I’d like you to imagine that my wife has left our toddler home with me while she went out. I want him to know I love him so I decide to let him do whatever he’d like. Unfortunately, the thing he likes most is the glowing fire in our fireplace. He toddles over to it and I pull him away. He goes for it again and I pull him away again. This time he looks up with me with a pleading look in his cute, little eyes. I decide that he is too cute to deny. My heart wells up with love and I give him his way. I smile a contented smile as he crawls away, happy as a lark, toward his heart’s desire…the roaring fire. It’s dangerous…but isn’t letting our children do what makes them happy the best way to show love? OF COURSE NOT!
How often have we tried the same with God?
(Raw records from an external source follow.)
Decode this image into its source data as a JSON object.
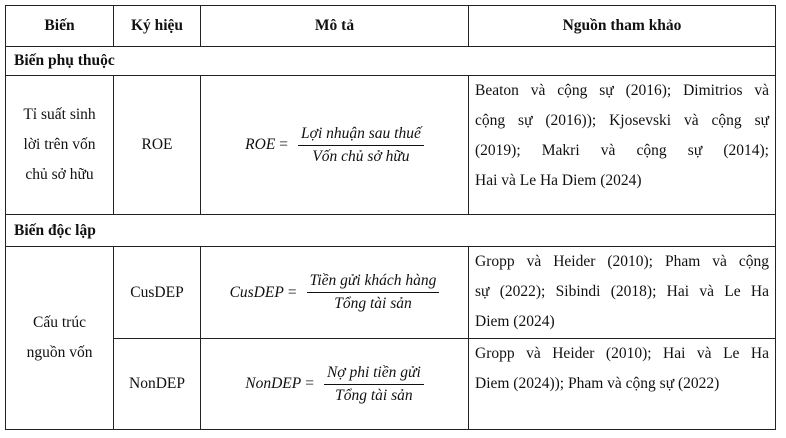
{
  "headers": [
    "Biến",
    "Ký hiệu",
    "Mô tả",
    "Nguồn tham khảo"
  ],
  "sections": [
    {
      "title": "Biến phụ thuộc",
      "rows": [
        {
          "variable_lines": [
            "Tỉ suất sinh",
            "lời trên vốn",
            "chủ sở hữu"
          ],
          "symbol": "ROE",
          "formula": {
            "lhs": "ROE",
            "eq": "=",
            "numerator": "Lợi nhuận sau thuế",
            "denominator": "Vốn chủ sở hữu"
          },
          "reference_lines": [
            "Beaton và cộng sự (2016); Dimitrios và",
            "cộng sự (2016)); Kjosevski và cộng sự",
            "(2019); Makri và cộng sự (2014);",
            "Hai và Le Ha Diem (2024)"
          ]
        }
      ]
    },
    {
      "title": "Biến độc lập",
      "variable_lines": [
        "Cấu trúc",
        "nguồn vốn"
      ],
      "rows": [
        {
          "symbol": "CusDEP",
          "formula": {
            "lhs": "CusDEP",
            "eq": "=",
            "numerator": "Tiền gửi khách hàng",
            "denominator": "Tổng tài sản"
          },
          "reference_lines": [
            "Gropp và Heider (2010); Pham và cộng",
            "sự (2022); Sibindi (2018); Hai và Le Ha",
            "Diem (2024)"
          ]
        },
        {
          "symbol": "NonDEP",
          "formula": {
            "lhs": "NonDEP",
            "eq": "=",
            "numerator": "Nợ phi tiền gửi",
            "denominator": "Tổng tài sản"
          },
          "reference_lines": [
            "Gropp và Heider (2010); Hai và Le Ha",
            "Diem (2024)); Pham và cộng sự (2022)"
          ]
        }
      ]
    }
  ]
}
How often do we look at Him with pleading eyes and beg to have our own way? How many times have we gotten angry or frustrated when it becomes clear that He has other plans for us? How many times have we asked in our hearts, “Don’t you love me, God?”
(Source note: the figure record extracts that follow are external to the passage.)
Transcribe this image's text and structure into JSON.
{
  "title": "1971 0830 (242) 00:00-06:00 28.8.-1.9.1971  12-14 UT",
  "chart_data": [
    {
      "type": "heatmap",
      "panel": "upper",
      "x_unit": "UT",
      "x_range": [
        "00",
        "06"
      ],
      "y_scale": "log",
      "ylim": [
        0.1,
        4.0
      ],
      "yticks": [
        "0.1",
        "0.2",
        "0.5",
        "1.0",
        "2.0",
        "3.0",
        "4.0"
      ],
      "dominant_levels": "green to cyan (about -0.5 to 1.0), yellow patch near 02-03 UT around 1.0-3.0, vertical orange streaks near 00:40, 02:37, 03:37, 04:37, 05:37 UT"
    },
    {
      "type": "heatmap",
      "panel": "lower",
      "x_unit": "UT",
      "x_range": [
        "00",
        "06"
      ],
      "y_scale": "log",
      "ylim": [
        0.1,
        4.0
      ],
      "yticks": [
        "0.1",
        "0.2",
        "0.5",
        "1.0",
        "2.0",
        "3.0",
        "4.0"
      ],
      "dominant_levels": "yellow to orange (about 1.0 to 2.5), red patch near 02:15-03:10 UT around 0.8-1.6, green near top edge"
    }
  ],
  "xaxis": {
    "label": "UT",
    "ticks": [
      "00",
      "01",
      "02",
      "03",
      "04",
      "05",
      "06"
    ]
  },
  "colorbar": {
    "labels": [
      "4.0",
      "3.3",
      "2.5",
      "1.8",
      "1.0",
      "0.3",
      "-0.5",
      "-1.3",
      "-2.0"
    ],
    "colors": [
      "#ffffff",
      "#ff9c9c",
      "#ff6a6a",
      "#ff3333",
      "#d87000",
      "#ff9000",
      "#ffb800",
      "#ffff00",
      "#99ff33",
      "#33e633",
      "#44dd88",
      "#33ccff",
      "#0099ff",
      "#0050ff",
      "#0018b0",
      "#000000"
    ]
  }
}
Earthly fathers certainly aren’t perfect. Many of us have had fathers who have failed us in some way. We sometimes treat our Everlasting Father as if He is like our earthly father because His discipline doesn’t seem very loving at times. He sometimes prevents us from doing what we want to do. But Scripture tells us that God is not like an earthly father:
“Which of you, if his son asks for bread, will give him a stone? Or if he asks for a fish, will give him a snake? If you, then, though you are evil, know how to give good gifts to your children, how much more will your Father in heaven give good gifts to those who ask him!
Matthew 7:9-11
God, the Everlasting Father, has a perfect point of view. He sees things we cannot. He protects us from ourselves because of His wonderful Fatherly love. When we feel like God is against us let’s remember that The LORD is righteous in all his ways and loving toward all he has made. Psalm 145:17.
My prayer for us this Christmas season is perfectly expressed in Ephesians 3:16-19…
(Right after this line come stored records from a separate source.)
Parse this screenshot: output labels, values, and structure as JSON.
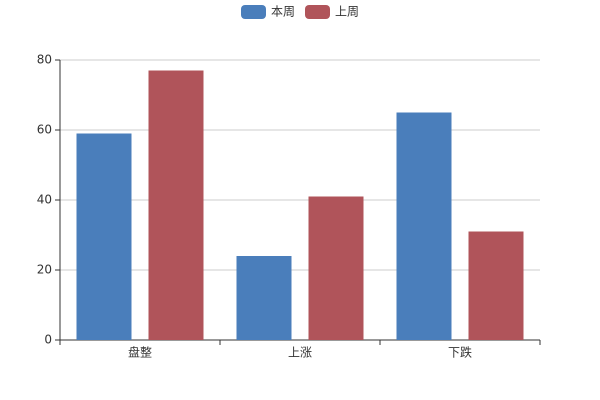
{
  "chart_data": {
    "type": "bar",
    "categories": [
      "盘整",
      "上涨",
      "下跌"
    ],
    "series": [
      {
        "name": "本周",
        "color": "#4a7ebb",
        "values": [
          59,
          24,
          65
        ]
      },
      {
        "name": "上周",
        "color": "#b0545a",
        "values": [
          77,
          41,
          31
        ]
      }
    ],
    "ylim": [
      0,
      80
    ],
    "yticks": [
      0,
      20,
      40,
      60,
      80
    ],
    "grid": true,
    "legend": "top"
  }
}
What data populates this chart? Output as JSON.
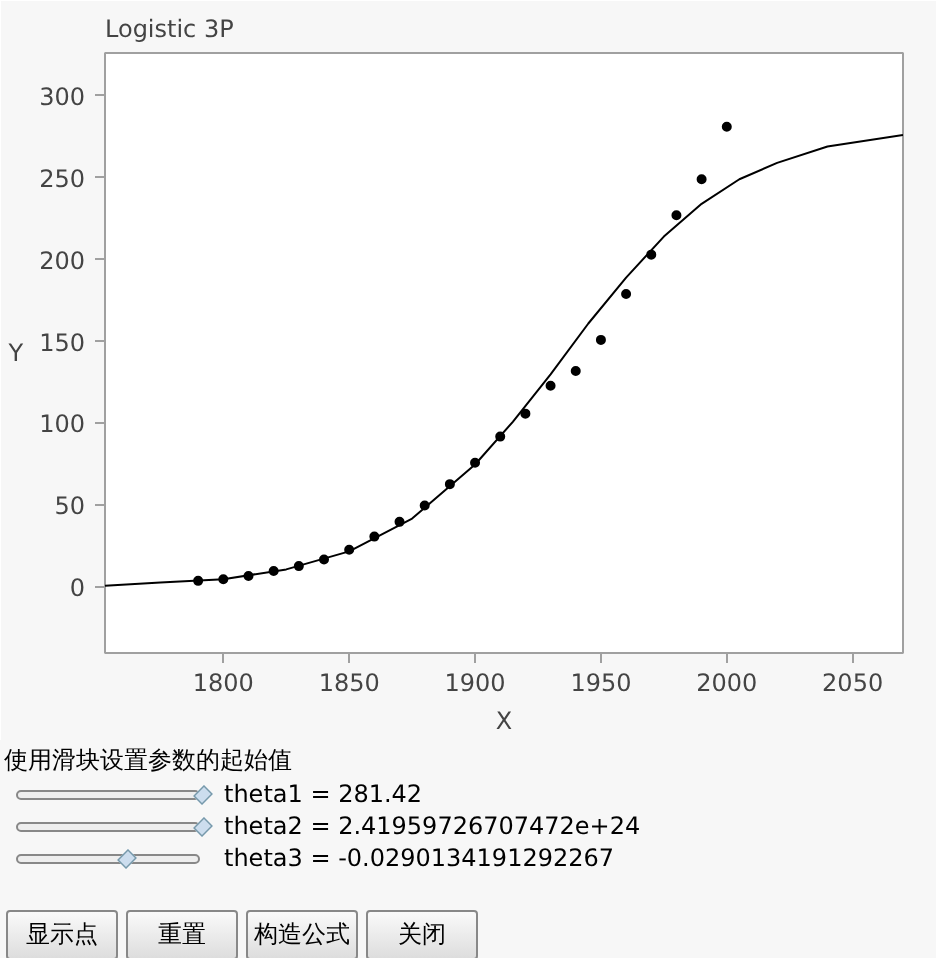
{
  "chart_data": {
    "type": "scatter",
    "title": "Logistic 3P",
    "xlabel": "X",
    "ylabel": "Y",
    "xlim": [
      1753,
      2070
    ],
    "ylim": [
      -40,
      326
    ],
    "xticks": [
      1800,
      1850,
      1900,
      1950,
      2000,
      2050
    ],
    "yticks": [
      0,
      50,
      100,
      150,
      200,
      250,
      300
    ],
    "grid": false,
    "series": [
      {
        "marker": "circle",
        "color": "#000000",
        "x": [
          1790,
          1800,
          1810,
          1820,
          1830,
          1840,
          1850,
          1860,
          1870,
          1880,
          1890,
          1900,
          1910,
          1920,
          1930,
          1940,
          1950,
          1960,
          1970,
          1980,
          1990,
          2000
        ],
        "values": [
          4,
          5,
          7,
          10,
          13,
          17,
          23,
          31,
          40,
          50,
          63,
          76,
          92,
          106,
          123,
          132,
          151,
          179,
          203,
          227,
          249,
          281
        ]
      },
      {
        "type": "line",
        "line_style": "solid",
        "color": "#000000",
        "x": [
          1753,
          1775,
          1800,
          1825,
          1850,
          1875,
          1900,
          1915,
          1930,
          1945,
          1960,
          1975,
          1990,
          2005,
          2020,
          2040,
          2070
        ],
        "values": [
          1,
          3,
          5,
          11,
          22,
          42,
          75,
          101,
          130,
          161,
          189,
          214,
          234,
          249,
          259,
          269,
          276
        ]
      }
    ],
    "annotations": [
      "使用滑块设置参数的起始值",
      "theta1 = 281.42",
      "theta2 = 2.41959726707472e+24",
      "theta3 = -0.0290134191292267",
      "显示点",
      "重置",
      "构造公式",
      "关闭"
    ]
  }
}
I pray that out of his glorious riches he may strengthen you with power through his Spirit in your inner being, 17so that Christ may dwell in your hearts through faith. And I pray that you, being rooted and established in love, 18may have power, together with all the saints, to grasp how wide and long and high and deep is the love of Christ, 19and to know this love that surpasses knowledge—that you may be filled to the measure of all the fullness of God.